Title: Expression status and prognostic value of PD-L1, FOXP3, CD8 and Ki67 in upper tract urothelial carcinoma
Authors: Jen Liu1; Diana Taheri1; Alcides Chaux2; George J. Netto3
Affiliations: 1Department of Pathology, The Johns Hopkins Medical Institutions, Baltimore, MD; 2Centro para el Desarrollo de la Investigación Científica (CEDIC), Asunción, Paraguay; 3Department of Pathology, The University of Alabama at Birmingham, Birmingham, AL
Last update: 2017-01-27
The analysis of PDL1, FOXP3 and CD8/ki67 expression was carried out at the TMA level. The dataset includes 99 patients with upper tract urothelial carcinoma, from whom 297 TMA spots were build from their corresponding tumors.
For each marker, the methodology for evaluation of the immunohistochemical expression was as follows:
In all cases, the median value of all TMA spots was selected to summarize the expression levels of the marker under evaluation. Thus, for each patient, we had a median value per marker across all sampled tissues.
Data analysis was carried out using 3 approaches: descriptive analysis, association analysis, and outcome analysis. Data was analyzed and plots were generated using R version 3.3.2 (2016-10-31) from the R Foundation for Statistical Computing (Vienna, Austria). R packages from the tidyverse were extensively used.
Categorical variables were described using frequency tables and barplots. Numerical variables were described using measurements of central tendency and dispersion, histograms, and density plots.
Marker values were compared considering clinical, pathologic, and outcome features.
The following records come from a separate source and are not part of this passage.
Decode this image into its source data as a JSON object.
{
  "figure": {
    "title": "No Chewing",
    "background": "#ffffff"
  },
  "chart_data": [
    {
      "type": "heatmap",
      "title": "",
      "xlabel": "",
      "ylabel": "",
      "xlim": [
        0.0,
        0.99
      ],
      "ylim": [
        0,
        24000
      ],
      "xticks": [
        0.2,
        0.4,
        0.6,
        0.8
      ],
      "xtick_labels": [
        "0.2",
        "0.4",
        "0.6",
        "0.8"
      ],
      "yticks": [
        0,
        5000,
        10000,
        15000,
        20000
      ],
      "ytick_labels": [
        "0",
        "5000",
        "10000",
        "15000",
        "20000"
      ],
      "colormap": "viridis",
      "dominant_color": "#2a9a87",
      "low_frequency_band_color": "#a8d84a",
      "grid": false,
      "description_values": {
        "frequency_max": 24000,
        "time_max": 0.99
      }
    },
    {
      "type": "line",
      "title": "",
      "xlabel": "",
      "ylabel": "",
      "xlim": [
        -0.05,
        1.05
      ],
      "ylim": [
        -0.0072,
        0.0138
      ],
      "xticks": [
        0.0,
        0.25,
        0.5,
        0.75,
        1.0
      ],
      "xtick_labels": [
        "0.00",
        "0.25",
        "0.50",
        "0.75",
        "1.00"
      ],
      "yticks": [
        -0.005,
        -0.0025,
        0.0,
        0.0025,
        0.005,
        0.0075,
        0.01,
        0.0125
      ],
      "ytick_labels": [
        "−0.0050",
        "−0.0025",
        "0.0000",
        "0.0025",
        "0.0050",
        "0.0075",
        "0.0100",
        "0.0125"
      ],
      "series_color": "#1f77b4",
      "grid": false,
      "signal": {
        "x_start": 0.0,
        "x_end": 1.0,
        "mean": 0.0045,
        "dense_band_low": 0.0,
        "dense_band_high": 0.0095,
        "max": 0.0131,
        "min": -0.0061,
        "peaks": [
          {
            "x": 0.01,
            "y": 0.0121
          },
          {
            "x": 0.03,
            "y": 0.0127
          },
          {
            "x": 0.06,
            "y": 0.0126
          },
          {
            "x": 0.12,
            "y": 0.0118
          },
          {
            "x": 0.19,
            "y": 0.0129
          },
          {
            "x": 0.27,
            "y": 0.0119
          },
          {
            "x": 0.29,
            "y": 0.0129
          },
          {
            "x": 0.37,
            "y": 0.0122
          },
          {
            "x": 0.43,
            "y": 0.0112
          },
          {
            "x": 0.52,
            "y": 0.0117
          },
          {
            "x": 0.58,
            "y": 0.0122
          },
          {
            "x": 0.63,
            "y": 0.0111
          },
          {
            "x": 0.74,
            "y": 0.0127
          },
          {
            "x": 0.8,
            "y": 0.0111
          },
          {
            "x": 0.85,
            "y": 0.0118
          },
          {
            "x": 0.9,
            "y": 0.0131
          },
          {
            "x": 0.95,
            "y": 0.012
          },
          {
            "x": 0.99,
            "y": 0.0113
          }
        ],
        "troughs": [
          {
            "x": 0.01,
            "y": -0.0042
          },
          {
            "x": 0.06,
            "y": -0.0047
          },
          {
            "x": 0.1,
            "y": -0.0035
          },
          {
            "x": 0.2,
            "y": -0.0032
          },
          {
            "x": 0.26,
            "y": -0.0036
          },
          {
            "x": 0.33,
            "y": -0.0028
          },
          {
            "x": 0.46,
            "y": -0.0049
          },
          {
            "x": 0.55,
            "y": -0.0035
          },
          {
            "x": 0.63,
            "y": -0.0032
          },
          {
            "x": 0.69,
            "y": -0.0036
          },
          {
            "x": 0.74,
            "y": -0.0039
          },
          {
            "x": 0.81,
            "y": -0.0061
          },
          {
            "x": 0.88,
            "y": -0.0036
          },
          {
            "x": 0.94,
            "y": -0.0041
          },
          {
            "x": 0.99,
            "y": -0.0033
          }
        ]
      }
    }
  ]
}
In this context, marker values were considered as the outcome variables and the aforementioned features as the predictor variables. Variables were described using measurements of central tendency and dispersion, boxplots, and density plots.
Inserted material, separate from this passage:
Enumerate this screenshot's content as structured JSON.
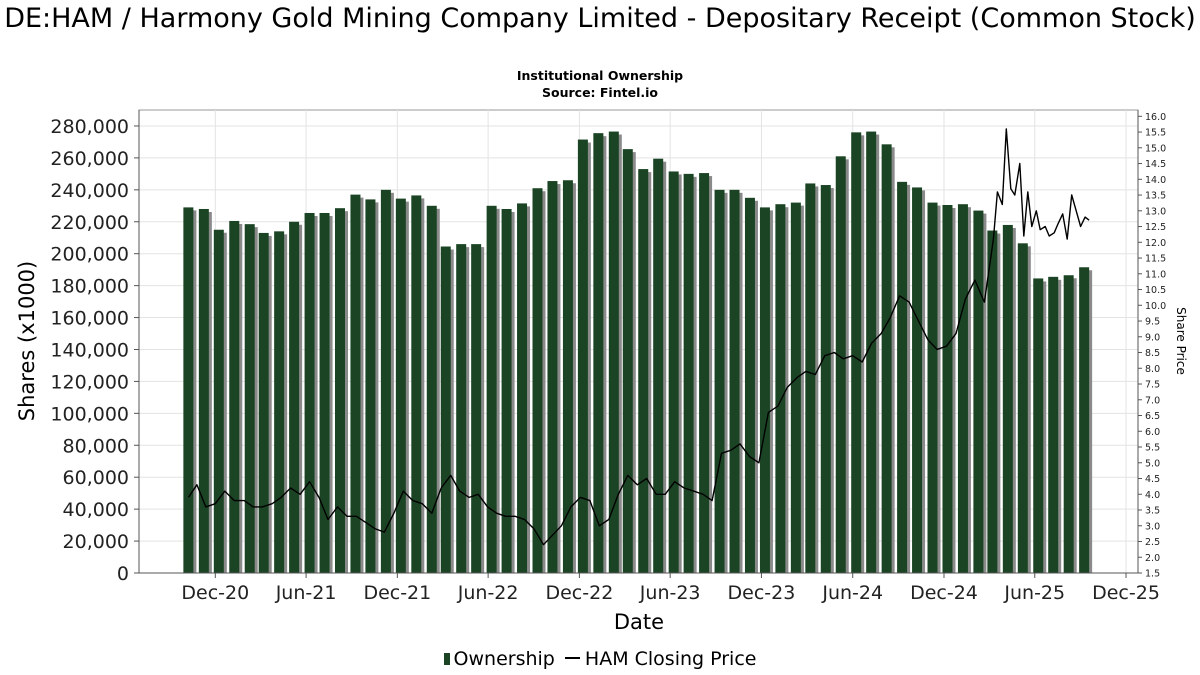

The association was evaluated using either the Mann-Whitney U test for the sum of ranks or the Kruskal-Wallis rank sum test, depending on the features of the predictor variables.
The outcome analysis included regression modeling and time-to-event (survival) analysis. Markers levels were categorized as high/kow expression using the median as the cutoff point. Outcome variables included bladder recurrence, tumor progression, overall mortality, and cancer-related mortality.
Odds ratios were estimated using unconditional binary logistic regression. Hazard ratios were estimated using Cox’s proportional hazards regression. Survival curves were built using the Kapplan-Meier estimator and compared using the log-rank test.